Reading Beginning Operations is the most fun I have had with a scifi book in a long time. It was like M.A.S.H in space, though with a furry, teddy bear-like creature instead of Radar. The General Sector hospital is definitely a place I would love to visit, with its fascinating setup, interesting characters and exciting adventures. The aliens are creative and well-drawn and the whole concept of the hospital and its working really intrigued me. There is translation equipment for all patients and staff so that everyone can easily communicate with each other and a cafeteria built to accommodate the different eating habits of each alien species. I particularly enjoyed reading about the various hospital wards and how they are suited up for the needs of each individual patient and their unique environments, since what is necessary for one patient to live can be deadly for another. And since it is impossible for any doctor to remember how to care for each existing alien species, there are educational tapes that can be downloaded into a doctor’s brain, feeding him all the information he needs about the creature he is caring for. I felt like each of these elements really made the deep-space hospital a believable place for me. And while I would recommend that readers of Beginning Operations space out their reading of the stories, and perhaps takes breaks between them, I personally couldn’t stop myself from reading one story after the other because I was enjoying them so much.

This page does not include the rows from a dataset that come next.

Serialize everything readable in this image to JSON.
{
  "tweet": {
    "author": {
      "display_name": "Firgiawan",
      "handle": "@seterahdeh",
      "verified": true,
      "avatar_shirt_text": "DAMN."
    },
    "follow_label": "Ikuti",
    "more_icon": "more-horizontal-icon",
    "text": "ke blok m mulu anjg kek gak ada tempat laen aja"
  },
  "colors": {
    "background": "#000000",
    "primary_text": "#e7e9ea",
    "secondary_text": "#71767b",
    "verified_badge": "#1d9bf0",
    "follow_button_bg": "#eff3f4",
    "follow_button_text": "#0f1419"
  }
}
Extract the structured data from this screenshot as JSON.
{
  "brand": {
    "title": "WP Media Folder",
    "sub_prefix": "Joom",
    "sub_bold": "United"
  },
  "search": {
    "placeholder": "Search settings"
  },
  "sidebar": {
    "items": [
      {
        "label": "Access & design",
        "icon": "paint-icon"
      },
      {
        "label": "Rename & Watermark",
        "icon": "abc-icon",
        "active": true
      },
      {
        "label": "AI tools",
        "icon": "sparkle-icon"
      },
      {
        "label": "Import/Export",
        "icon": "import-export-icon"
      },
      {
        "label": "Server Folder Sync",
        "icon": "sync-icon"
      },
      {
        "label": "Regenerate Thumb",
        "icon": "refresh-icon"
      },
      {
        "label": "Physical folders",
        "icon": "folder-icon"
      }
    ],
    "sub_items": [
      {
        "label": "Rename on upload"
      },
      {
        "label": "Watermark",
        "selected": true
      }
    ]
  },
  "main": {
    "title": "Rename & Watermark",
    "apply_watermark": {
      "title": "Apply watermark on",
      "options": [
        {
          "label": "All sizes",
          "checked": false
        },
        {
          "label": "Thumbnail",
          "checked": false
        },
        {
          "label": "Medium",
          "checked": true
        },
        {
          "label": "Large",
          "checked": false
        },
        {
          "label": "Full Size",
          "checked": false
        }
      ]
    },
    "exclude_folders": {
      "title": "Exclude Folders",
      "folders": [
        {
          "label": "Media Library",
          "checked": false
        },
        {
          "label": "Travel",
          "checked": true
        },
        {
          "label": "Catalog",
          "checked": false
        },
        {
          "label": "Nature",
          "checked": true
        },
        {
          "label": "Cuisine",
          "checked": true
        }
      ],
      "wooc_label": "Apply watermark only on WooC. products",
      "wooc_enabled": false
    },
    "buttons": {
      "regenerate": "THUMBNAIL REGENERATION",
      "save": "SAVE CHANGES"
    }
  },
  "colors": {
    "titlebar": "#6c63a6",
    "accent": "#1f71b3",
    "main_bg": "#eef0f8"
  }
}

But despite my enjoyment of Beginning Operations I have to admit that the book was not without its faults. While I quickly breezed through the first two books, the last one dragged for me. Part of it might have been because the stories do tend to repeat themselves and I should have really taken a break between each book before continuing on to the other, in order to enjoy the stories more fully. But the main problem was that the last story just didn’t interest me as much as the others. The story begins with Conway’s investigation into his friend’s erratic behavior but then it veers in a completely different direction and never really returns to the original story line. I also had a really hard time following what was going on and I just couldn’t picture the new situation that Conway had stepped into. After enjoying the previous books in the omnibus so much I was disappointed with the last story, which I could barely bring myself to finish.

The second problem is a bit trickier because I recognize that it is due to the time period in which the stories were written, but the condescending attitude towards women really bothered me. A couple of times, in the second story of the omnibus, nurses are spoken to or about in a very degrading manner by the doctors. One nurse is told not to worry her “pretty little head” about something and another one is told not to strain her “pretty little brain,” which made me want to throttle the doctors who spoke. I also think it’s strange that White was able to imagine a hospital in deep-space, full of exotic alien creatures, but the idea of a female doctor was beyond him. And while I do take into consideration that this has to do with the fact the story was written in the 1960’s, it still really irritated me.

And finally, I would have really liked for there to have been more of a focus on the head psychologist, O’Mara, who is relegated to the background after the first short story. I found him to be the most interesting of all the characters and I was really hoping to learn more about him.

Beginning Operation
is one of the few scifi books that I enjoyed reading as much as I enjoy reading fantasy. It was lighthearted, fun and engaging and though it was easy to put down when I needed to, due the way the stories were divided, I was always eager to pick it up again. I highly recommend it for anyone looking for a good scifi romp though I suggest you take your time reading the book and take breaks between each story for maximum enjoyment.